109 ideologi. Pada tahun 1968, Patani United Liberation Organization (PULO) dibentuk, PULO dianggap oleh masyarakat Patani merupakan organisasi yang mengordinasikan banyak kelompok gerilya untuk memerangi pemerintah Thai. PULO dianggap lebih praktis, juga sebagai senjata untuk lebih meluaskan cakupannya pada semua pihak dalam masyarakat Patani. Bagi mereka yang tidak setuju dengan pemahaman ideology Ustaz Karim, kemudian mereka membangun sebuah organisasi baru yang bernama Barisan Nasional Pembebasan Patani (BNPP). BNPP mendapat dukungan kuat dari pada kalangan elit, guru agama dan kalangan intelektual, serta mendapatkan dukungan moral secara meluas dari masyarakat Patani pada umumnya. Perjuangan BNPP berdasarkan pendekatan kearah kebangsaan Melayu dan Islam, maka dengan itulah BNPP mendapatkan dukungan yang cukup banyak. 5.2 Saran Skripsi berjudul GEJOLAK PATANI DALAM PEMERINTAHAN THAILAND (Kajian Historis Proses Integrasi Rakyat Patani Ke Dalam Wilayah Pemerintahan Thailand 1902-1932) ini diharapkan memberikan kontribusi yang berarti bagi beberapa pihak sebagai berikut: 1. Bagi Lembaga Pendidikan Sekolah Menengah Atas (SMA) Bagi lembaga pendidikan kajian dalam skripsi ini dapat memperkaya pengetahuan mengenai materi sejarah Asia Tenggara. Dalam kurikulum 2013 mata pelajaran sejarah kelas XI, yakni Kompetensi Dasar 3.5 Menganalisis hubungan perkembangan faham-faham besar seperti nasionalisme, liberalisme, sosialisme, demokrasi, Pan Islamisme dengan gerakan nasionalisme di Asia-Afrika pada masa itu dan masa kini. Kemudian sebagaimana pada saat ini pendidikan karakter sedang ditekankan kepada siswa, maka penelitian ini dapat diambil manfaatnya terutama dari karakter positif para tokoh dan masyarakat yang terlibat di dalamnya seperti sifat pekerja keras, cinta tanah air, tidak pantang menyerah, dan sebagainya.
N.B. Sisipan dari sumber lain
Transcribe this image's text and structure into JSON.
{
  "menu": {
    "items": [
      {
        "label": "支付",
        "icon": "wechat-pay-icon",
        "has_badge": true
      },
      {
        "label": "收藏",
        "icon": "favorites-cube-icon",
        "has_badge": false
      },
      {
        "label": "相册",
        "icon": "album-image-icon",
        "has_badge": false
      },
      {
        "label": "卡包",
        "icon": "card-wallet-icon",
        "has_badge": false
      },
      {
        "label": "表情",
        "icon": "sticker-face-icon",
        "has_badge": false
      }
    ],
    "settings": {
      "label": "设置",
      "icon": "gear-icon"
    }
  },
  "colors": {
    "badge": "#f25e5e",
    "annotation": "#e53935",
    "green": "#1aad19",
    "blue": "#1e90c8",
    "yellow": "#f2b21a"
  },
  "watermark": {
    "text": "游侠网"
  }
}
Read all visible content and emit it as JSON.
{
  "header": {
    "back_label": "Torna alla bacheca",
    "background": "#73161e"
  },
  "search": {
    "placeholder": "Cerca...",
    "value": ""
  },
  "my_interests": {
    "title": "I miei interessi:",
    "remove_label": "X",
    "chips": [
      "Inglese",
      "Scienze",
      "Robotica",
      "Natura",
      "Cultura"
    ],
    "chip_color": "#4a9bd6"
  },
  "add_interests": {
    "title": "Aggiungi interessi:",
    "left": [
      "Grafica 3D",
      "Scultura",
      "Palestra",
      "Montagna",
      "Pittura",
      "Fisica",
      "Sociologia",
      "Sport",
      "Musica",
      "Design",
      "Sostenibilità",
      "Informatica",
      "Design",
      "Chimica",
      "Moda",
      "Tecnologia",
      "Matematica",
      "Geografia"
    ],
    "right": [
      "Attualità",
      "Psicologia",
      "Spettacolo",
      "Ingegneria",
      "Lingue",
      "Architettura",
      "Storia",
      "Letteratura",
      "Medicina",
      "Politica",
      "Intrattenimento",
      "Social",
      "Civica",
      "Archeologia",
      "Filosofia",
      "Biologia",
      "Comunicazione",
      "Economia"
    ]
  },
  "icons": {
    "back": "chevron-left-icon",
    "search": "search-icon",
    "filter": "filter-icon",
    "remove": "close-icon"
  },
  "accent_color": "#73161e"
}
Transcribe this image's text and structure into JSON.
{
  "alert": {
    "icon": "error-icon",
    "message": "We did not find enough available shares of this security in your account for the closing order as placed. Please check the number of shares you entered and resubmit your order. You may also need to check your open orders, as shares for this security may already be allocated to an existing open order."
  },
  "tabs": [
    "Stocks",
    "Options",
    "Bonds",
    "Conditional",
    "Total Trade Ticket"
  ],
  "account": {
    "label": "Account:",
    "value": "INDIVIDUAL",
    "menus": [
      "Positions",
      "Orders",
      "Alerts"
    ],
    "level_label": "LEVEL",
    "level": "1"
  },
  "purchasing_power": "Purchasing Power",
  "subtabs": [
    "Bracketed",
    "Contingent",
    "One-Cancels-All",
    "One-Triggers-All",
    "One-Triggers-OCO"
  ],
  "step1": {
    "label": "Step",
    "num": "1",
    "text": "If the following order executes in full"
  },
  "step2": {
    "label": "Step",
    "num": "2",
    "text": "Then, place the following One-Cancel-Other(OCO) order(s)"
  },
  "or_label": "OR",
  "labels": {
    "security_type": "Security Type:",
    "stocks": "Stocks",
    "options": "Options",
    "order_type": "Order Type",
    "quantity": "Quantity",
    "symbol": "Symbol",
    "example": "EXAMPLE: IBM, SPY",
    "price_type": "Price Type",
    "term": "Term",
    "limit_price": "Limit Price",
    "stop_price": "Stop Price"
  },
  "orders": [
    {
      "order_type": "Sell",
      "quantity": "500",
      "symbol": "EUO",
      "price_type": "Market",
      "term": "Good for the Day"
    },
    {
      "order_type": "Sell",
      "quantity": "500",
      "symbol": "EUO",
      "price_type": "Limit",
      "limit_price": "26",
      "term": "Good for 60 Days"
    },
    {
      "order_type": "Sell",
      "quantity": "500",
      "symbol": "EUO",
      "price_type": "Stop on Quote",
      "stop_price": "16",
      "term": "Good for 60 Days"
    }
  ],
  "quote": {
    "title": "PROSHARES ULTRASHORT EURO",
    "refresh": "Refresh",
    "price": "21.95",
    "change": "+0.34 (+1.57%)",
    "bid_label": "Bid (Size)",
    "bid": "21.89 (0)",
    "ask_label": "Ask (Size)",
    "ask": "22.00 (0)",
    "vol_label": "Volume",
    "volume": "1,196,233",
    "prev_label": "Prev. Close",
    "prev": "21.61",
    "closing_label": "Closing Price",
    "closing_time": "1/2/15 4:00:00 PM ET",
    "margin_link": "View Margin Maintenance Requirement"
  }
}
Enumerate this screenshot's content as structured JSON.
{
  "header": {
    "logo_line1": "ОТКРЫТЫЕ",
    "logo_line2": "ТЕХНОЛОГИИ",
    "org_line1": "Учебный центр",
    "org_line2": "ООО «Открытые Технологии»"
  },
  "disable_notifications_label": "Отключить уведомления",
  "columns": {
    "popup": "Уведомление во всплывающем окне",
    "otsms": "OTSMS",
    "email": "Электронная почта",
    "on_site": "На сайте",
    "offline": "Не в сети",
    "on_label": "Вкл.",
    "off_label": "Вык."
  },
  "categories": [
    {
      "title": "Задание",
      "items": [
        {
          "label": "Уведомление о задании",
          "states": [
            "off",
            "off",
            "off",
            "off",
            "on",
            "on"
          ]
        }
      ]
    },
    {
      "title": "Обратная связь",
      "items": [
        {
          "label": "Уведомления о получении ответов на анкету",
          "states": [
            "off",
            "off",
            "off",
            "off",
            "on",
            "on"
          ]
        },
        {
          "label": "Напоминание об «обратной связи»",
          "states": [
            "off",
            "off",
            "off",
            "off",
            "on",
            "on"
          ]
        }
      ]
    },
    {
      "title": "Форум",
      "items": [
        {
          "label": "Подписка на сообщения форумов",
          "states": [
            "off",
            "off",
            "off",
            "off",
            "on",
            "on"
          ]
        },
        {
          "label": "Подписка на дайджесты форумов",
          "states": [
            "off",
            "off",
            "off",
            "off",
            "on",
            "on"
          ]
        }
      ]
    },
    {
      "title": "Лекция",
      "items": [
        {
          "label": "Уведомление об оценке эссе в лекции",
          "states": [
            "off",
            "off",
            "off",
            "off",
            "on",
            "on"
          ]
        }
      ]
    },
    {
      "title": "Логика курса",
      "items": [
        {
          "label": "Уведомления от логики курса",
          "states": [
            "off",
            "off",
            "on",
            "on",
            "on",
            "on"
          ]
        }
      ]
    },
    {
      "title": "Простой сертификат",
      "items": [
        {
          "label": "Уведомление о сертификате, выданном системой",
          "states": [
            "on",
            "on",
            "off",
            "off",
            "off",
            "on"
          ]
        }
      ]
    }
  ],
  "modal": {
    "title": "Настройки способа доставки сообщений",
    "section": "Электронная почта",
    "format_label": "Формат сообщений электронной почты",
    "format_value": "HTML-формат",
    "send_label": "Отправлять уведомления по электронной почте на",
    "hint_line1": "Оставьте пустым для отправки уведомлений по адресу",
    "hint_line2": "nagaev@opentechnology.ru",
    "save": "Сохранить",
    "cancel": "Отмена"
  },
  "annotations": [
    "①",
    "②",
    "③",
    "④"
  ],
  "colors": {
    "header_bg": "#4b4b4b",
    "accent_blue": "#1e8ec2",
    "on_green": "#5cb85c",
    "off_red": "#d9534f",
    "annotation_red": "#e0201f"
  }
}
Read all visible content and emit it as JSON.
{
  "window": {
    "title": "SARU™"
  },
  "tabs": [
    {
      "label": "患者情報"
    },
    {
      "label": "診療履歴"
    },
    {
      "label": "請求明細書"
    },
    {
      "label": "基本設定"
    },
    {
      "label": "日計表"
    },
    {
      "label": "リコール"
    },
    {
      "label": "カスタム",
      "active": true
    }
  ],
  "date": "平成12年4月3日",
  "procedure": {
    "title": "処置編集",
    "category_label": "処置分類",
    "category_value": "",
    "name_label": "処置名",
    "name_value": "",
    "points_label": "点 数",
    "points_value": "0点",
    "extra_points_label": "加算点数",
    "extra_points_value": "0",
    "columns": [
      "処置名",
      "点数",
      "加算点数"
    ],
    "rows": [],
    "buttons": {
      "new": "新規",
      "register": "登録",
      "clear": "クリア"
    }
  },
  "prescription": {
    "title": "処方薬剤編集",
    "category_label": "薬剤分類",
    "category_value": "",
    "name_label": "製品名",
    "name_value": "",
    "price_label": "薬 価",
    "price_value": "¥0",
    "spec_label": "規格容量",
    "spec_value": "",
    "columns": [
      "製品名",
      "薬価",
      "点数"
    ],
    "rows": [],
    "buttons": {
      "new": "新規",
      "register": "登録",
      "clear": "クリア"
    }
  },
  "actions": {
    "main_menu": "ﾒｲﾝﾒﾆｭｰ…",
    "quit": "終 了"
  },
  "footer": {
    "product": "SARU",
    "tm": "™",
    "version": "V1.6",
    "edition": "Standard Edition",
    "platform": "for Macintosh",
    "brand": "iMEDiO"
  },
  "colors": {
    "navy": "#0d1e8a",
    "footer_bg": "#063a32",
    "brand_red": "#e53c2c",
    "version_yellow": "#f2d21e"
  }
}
Kemudian

110 hal-hal negatif yang harus dihindari seperti ambisi yang berlebihan dengan mengorbankan banyak nyawa, cinta tanah air yang cenderung mengarah kepada perasaan Chauvinisme, melakukan ancaman, tindak kekerasan, bahkan membunuh orang-orang atau kaum yang tidak berdaya, dan sebagainya. 2. Bagi Jurusan Pendidikan Sejarah Universitas Pendidikan Indonesia (UPI) Untuk lembaga perguruan tinggi, khususnya Jurusan Pendidikan Sejarah Universitas Pendidikan Indonesia, skripsi ini dapat dijadikan sumber tambahan penelitian dan bacaan untuk menambah pengetahuan mengenai sejarah Asia Tenggara pada umumnya dan sejarah mengenai Gejolak Patani Dalam Pemerintahan Thailand (Kajian Historis Proses Integrasi Rakyat Patani Ke Dalam Wilayah Pemerintahan Thailand 1902-1932) secara khusus. 3. Bagi peneliti selanjutnya Untuk peneliti selanjutnya, skripsi berjudul perlawanan rakyat Patani terhadap pemerintahan Thailand ini diharapkan bisa menjadi bahan referensi untuk peneliti selanjutnya. Skripsi ini masih banyak kekurangan, maka diharapkan untuk peneliti selanjutnya dapat lebih melengkapi materi terutama mengenai Thailand.